Wanneer de inspecties klaar zijn met de eerste algemene ronde langs alle klinieken, kan de balans worden opgemaakt en kan de mogelijkheid van benchmarking worden bekeken. De staatssecretaris gaat ervan uit dat het gezamenlijke onderzoek van de ISt en de IGZ de hele zomer in beslag zal nemen; duurt het langer dan verwacht, dan zal zij dat de Kamer melden. In de derde voortgangsrapportage zal op een aantal technische punten worden teruggekomen. De voortgangsrapportage biedt veel informatie over de ontwikkelingen en de veiligheid in het algemeen in klinieken. In dit kader zijn nu al verbeteringen zichtbaar die mogelijk zijn naar aanleiding van incidenten.
De IGZ werkt onder de verantwoordelijkheid van de minister van VWS, de ISt is een nieuwe inspectie in ontwikkeling. Er is vooral een toegevoegde waarde in de samenwerking tussen beide.
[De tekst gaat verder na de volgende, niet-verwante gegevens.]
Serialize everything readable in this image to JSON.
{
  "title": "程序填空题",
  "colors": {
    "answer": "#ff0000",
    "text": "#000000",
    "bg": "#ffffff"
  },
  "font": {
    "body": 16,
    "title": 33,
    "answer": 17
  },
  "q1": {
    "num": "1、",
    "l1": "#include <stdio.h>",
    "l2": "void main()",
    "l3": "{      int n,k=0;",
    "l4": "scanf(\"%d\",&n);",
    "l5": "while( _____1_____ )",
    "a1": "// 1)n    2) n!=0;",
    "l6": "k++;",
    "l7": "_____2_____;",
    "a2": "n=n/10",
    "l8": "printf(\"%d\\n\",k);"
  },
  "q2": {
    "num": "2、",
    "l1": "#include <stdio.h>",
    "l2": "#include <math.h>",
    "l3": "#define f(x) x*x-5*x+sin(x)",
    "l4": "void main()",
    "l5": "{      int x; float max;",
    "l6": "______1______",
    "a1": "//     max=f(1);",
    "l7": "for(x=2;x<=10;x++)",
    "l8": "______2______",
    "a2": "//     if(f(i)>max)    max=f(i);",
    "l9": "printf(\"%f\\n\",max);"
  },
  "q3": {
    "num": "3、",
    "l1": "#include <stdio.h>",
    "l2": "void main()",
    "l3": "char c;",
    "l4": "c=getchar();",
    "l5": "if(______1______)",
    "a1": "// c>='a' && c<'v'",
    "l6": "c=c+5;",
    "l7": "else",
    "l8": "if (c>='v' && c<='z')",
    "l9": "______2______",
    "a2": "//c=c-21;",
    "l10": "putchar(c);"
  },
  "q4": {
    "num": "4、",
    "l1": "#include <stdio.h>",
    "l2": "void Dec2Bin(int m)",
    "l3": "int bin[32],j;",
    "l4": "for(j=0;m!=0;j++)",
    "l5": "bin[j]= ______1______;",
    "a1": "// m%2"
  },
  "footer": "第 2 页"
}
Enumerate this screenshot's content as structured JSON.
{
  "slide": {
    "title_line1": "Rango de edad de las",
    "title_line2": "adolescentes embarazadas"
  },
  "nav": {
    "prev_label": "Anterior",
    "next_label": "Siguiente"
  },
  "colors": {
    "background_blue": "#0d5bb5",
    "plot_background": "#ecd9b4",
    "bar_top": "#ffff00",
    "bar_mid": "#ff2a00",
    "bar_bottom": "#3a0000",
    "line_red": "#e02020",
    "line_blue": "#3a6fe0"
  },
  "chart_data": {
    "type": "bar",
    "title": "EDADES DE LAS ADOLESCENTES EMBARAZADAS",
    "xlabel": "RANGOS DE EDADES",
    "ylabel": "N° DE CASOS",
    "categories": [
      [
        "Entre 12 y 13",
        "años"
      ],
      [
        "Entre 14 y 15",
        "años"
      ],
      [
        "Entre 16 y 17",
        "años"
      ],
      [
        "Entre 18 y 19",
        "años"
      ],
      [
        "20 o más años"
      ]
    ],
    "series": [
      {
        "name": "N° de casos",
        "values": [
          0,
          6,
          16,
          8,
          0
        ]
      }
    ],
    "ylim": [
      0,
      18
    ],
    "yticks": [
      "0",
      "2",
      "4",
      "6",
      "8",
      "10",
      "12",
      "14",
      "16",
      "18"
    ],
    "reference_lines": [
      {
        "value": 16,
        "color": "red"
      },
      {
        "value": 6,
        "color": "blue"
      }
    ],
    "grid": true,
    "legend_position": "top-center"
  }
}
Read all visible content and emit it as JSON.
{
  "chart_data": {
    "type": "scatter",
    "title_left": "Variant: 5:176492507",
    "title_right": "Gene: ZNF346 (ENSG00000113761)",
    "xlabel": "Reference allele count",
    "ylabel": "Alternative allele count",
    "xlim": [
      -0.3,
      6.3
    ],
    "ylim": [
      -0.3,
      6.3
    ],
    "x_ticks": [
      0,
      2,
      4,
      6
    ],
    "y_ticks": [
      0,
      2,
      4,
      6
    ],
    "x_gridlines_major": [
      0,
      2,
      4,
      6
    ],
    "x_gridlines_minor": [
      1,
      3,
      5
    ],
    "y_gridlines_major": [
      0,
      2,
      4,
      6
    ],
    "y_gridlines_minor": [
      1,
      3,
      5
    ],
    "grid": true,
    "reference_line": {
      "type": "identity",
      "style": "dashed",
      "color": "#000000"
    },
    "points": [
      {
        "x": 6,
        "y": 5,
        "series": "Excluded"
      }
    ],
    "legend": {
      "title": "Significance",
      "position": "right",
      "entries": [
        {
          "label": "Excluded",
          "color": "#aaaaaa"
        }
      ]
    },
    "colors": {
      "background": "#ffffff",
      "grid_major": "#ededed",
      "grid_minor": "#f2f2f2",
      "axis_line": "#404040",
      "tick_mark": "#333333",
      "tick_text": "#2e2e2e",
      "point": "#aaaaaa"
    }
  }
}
De staatssecretaris weerspreekt dat zij het probleem in Oldenkotte heeft teruggebracht tot een vertrouwenscrisis en dat met het vertrek van het bestuur alle problemen zouden zijn opgelost.
Samenstelling:
Leden: Van de Camp (CDA), De Wit (SP), Van der Staaij (SGP), Kamp (VVD), Arib (PvdA), ondervoorzitter, De Pater-van der Meer (CDA), voorzitter, Çörüz (CDA), Joldersma (CDA), Gerkens (SP), Van Velzen (SP), Azough (GroenLinks), Timmer (PvdA), Griffith (VVD), Aasted Madsen-van Stiphout (CDA), Teeven (VVD), Verdonk (Verdonk), De Roon (PVV), Pechtold (D66), Heerts (PvdA), Thieme (PvdD), Kuiken (PvdA), Leijten (SP), Bouwmeester (PvdA), Van Toorenburg (CDA) en Anker (ChristenUnie).
Plv. leden: Uitslag (CDA), Langkamp (SP), Van der Vlies (SGP), Weekers (VVD), Smeets (PvdA), Schinkelshoek (CDA), Jager (CDA), Jonker (CDA), Roemer (SP), Halsema (GroenLinks), Dijsselbloem (PvdA), Dezentjé Hamming-Bluemink (VVD), Jan de Vries (CDA), Van Miltenburg (VVD), Zijlstra (VVD), Fritsma (PVV), Koşer Kaya (D66), Gill’ard (PvdA), Ouwehand (PvdD), Spekman (PvdA), Bouchibti (PvdA), Van Haersma Buma (CDA) en Slob (ChristenUnie).